In November 2019, the Pennsylvania Supreme Court looked at the conflict between federal and state law concerning the calculation of overtime compensation for non-exempt salaried workers. The Court ruled that although federal law explicitly adopted the fluctuating workweek (FWW) method for employees paid a set amount each week, despite the hours worked fluctuating, Pennsylvania law necessitated a different, more employee-friendly overtime calculation method.
Both the Pennsylvania Minimum Wage Act of 1968 (PMWA) and the federal Fair Labor Standards Act (FLSA) require payment of at least “one and one-half” of the employee’s “regular rate” for each hour worked in excess of 40 hours. This calculation is straightforward for employees who earn a set hourly wage, but it is more complicated for employees who are paid a set weekly amount for fluctuating hours. In these cases, the “regular rate” is calculated under the FLSA by dividing the employee’s weekly compensation by the actual hours worked in the week. With this calculation, the employees receive their “straight” time for hours over forty as part of the set weekly amount, and employers only owe an additional half of the regular rate for overtime hours.

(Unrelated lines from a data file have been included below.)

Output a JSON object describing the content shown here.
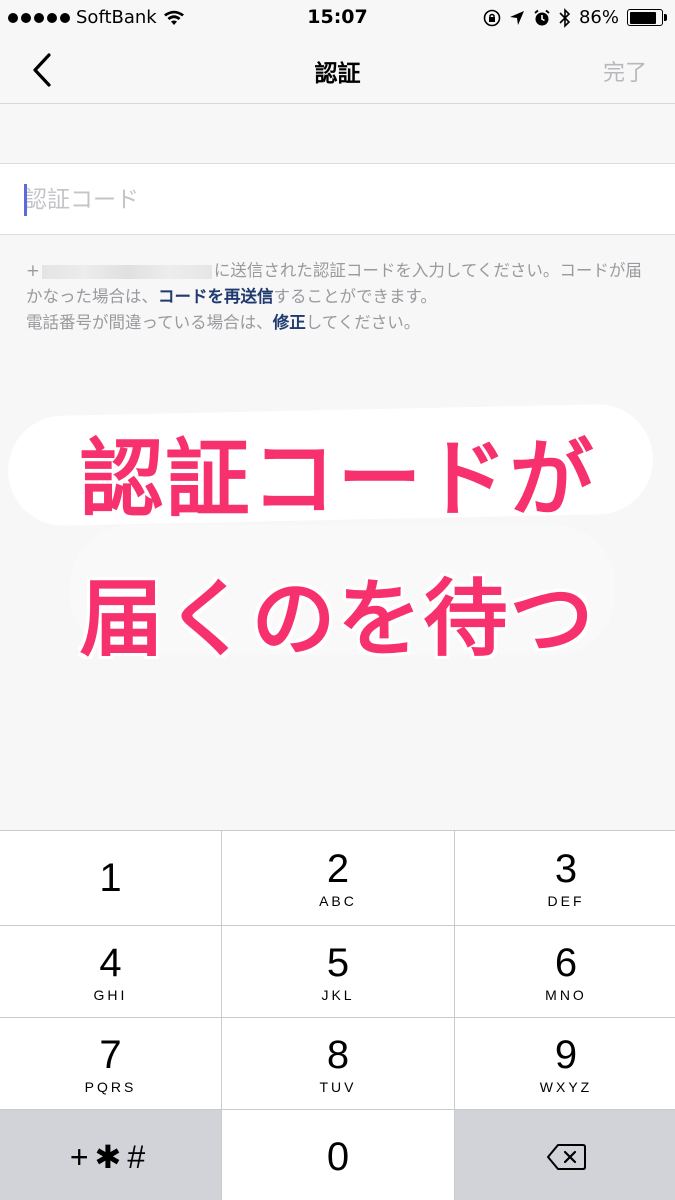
{
  "status_bar": {
    "carrier": "SoftBank",
    "time": "15:07",
    "battery_percent": "86%",
    "battery_level": 0.86,
    "icons": [
      "signal-dots-icon",
      "wifi-icon",
      "rotation-lock-icon",
      "location-icon",
      "alarm-icon",
      "bluetooth-icon",
      "battery-icon"
    ]
  },
  "nav": {
    "back_icon": "chevron-left-icon",
    "title": "認証",
    "done_label": "完了"
  },
  "code_input": {
    "placeholder": "認証コード",
    "value": ""
  },
  "info": {
    "phone_prefix": "+",
    "line1_after_phone": "に送信された認証コードを入力してください。コードが届かなった場合は、",
    "resend_link": "コードを再送信",
    "line2_tail": "することができます。",
    "line3_head": "電話番号が間違っている場合は、",
    "edit_link": "修正",
    "line3_tail": "してください。"
  },
  "overlay": {
    "line1": "認証コードが",
    "line2": "届くのを待つ",
    "color": "#f7306e"
  },
  "keypad": {
    "keys": [
      {
        "num": "1",
        "letters": ""
      },
      {
        "num": "2",
        "letters": "ABC"
      },
      {
        "num": "3",
        "letters": "DEF"
      },
      {
        "num": "4",
        "letters": "GHI"
      },
      {
        "num": "5",
        "letters": "JKL"
      },
      {
        "num": "6",
        "letters": "MNO"
      },
      {
        "num": "7",
        "letters": "PQRS"
      },
      {
        "num": "8",
        "letters": "TUV"
      },
      {
        "num": "9",
        "letters": "WXYZ"
      }
    ],
    "symbols": "+✱#",
    "zero": "0",
    "delete_icon": "backspace-icon"
  }
}
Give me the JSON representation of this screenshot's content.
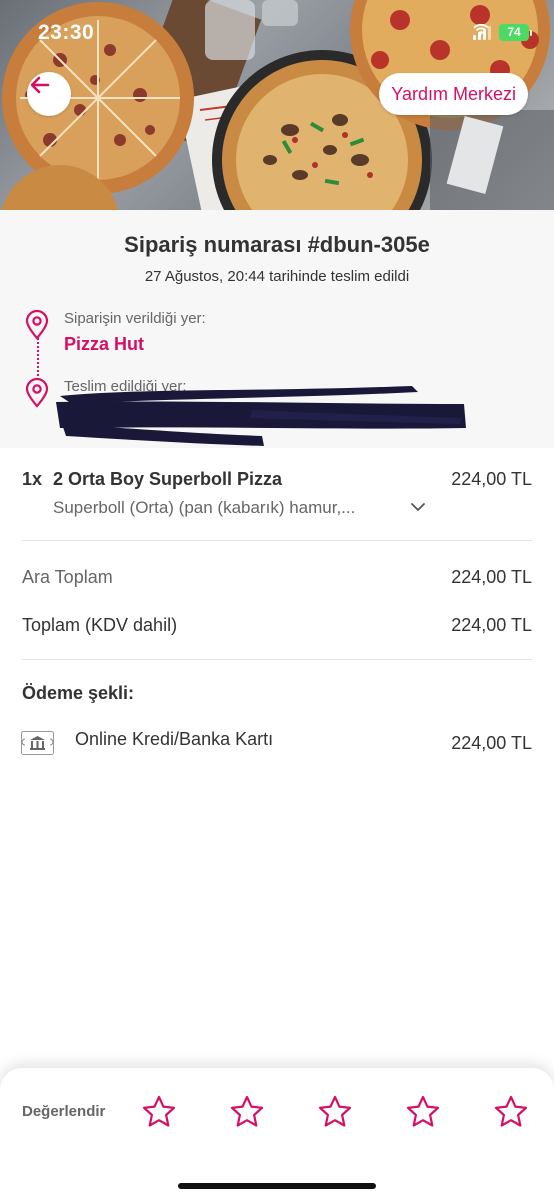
{
  "status_bar": {
    "time": "23:30",
    "battery": "74"
  },
  "header": {
    "help_label": "Yardım Merkezi"
  },
  "order": {
    "title": "Sipariş numarası #dbun-305e",
    "delivered_text": "27 Ağustos, 20:44 tarihinde teslim edildi",
    "from_label": "Siparişin verildiği yer:",
    "from_name": "Pizza Hut",
    "to_label": "Teslim edildiği yer:"
  },
  "items": [
    {
      "qty": "1x",
      "name": "2 Orta Boy Superboll Pizza",
      "price": "224,00 TL",
      "description": "Superboll (Orta) (pan (kabarık) hamur,..."
    }
  ],
  "totals": {
    "subtotal_label": "Ara Toplam",
    "subtotal_value": "224,00 TL",
    "total_label": "Toplam (KDV dahil)",
    "total_value": "224,00 TL"
  },
  "payment": {
    "title": "Ödeme şekli:",
    "method": "Online Kredi/Banka Kartı",
    "amount": "224,00 TL"
  },
  "rating": {
    "label": "Değerlendir",
    "stars": 5
  },
  "colors": {
    "brand": "#d70f64",
    "text": "#333333",
    "muted": "#666666",
    "info_bg": "#f7f7f7"
  }
}
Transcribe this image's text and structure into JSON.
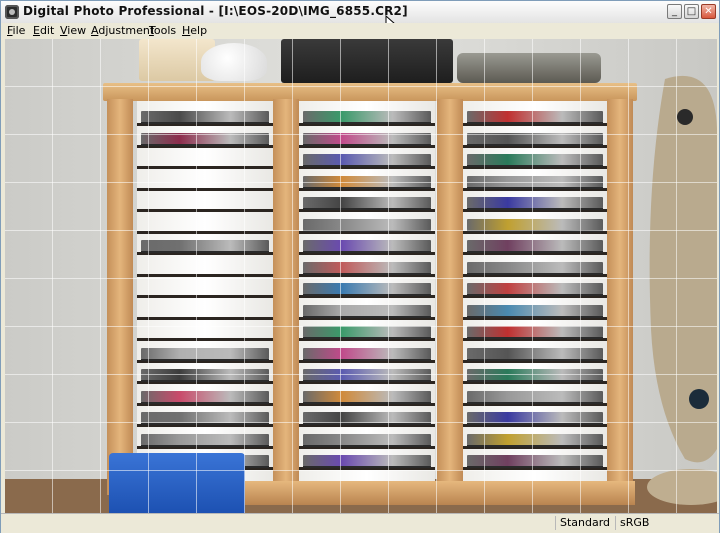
{
  "window": {
    "title": "Digital Photo Professional - [I:\\EOS-20D\\IMG_6855.CR2]",
    "buttons": {
      "minimize": "_",
      "maximize": "□",
      "close": "✕"
    }
  },
  "menu": {
    "items": [
      {
        "accel": "F",
        "rest": "ile"
      },
      {
        "accel": "E",
        "rest": "dit"
      },
      {
        "accel": "V",
        "rest": "iew"
      },
      {
        "accel": "A",
        "rest": "djustment"
      },
      {
        "accel": "T",
        "rest": "ools"
      },
      {
        "accel": "H",
        "rest": "elp"
      }
    ]
  },
  "statusbar": {
    "picture_style": "Standard",
    "color_space": "sRGB"
  },
  "icons": {
    "app": "camera-app-icon",
    "cursor": "mouse-pointer-icon"
  },
  "colors": {
    "accent_close": "#d8573c",
    "frame_wood": "#d9a86e",
    "grid_line": "#ffffff"
  }
}
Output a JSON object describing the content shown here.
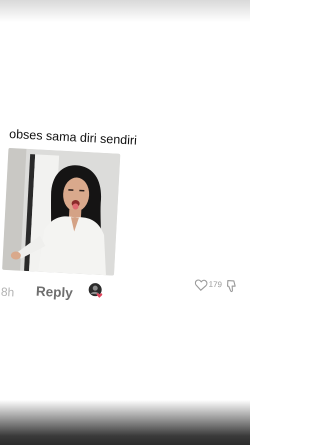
{
  "comment": {
    "text": "obses sama diri sendiri",
    "timestamp": "8h",
    "reply_label": "Reply",
    "like_count": "179"
  },
  "icons": {
    "like": "heart-icon",
    "dislike": "thumbs-down-icon",
    "avatar": "avatar-with-heart"
  },
  "colors": {
    "text": "#111111",
    "muted": "#9a9a9a",
    "reply": "#6e6e6e",
    "heart_badge": "#e0455c"
  }
}
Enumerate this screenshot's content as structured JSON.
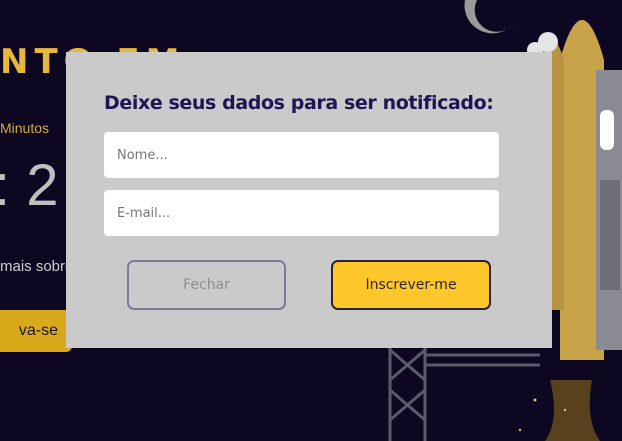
{
  "background": {
    "title_fragment": "NTO EM",
    "minutes_label": "Minutos",
    "timer_fragment": ": 2",
    "more_text_fragment": "mais sobre",
    "cta_fragment": "va-se"
  },
  "modal": {
    "title": "Deixe seus dados para ser notificado:",
    "name_placeholder": "Nome...",
    "email_placeholder": "E-mail...",
    "close_label": "Fechar",
    "subscribe_label": "Inscrever-me"
  },
  "colors": {
    "background": "#0d0722",
    "modal": "#cacaca",
    "accent": "#fdc72b",
    "title": "#1d1554"
  }
}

The PMWA, however, does not address how to calculate overtime for these workers. The employer in this suit argued Pennsylvania should use the federal FWW method. The employees argued that the PMWA had not specifically incorporated the FWW method’s 0.5 multiplier, and if Pennsylvania wanted to adopt the federal method for salaried employees, it would have.
The Court ultimately agreed with the employees. Based on a mechanical application of the PMWA’s statutory and regulatory language, the Court concluded that use of the federal calculation method violated the PMWA, and Pennsylvania salaried, non-exempt employees are entitled to a 1.5 overtime multiplier.
The effect is retroactive liability for an employer that used recognized federal pay practices. Employers in many states might find themselves in the same situation. The legality of the FWW method is not fully resolved in Connecticut, Delaware, Hawaii, Idaho, Indiana, Maine, Maryland, Nevada, New Hampshire, New Jersey, New York, North Dakota, Rhode Island, Vermont, Virginia, Washington, West Virginia, Wisconsin, or Wyoming.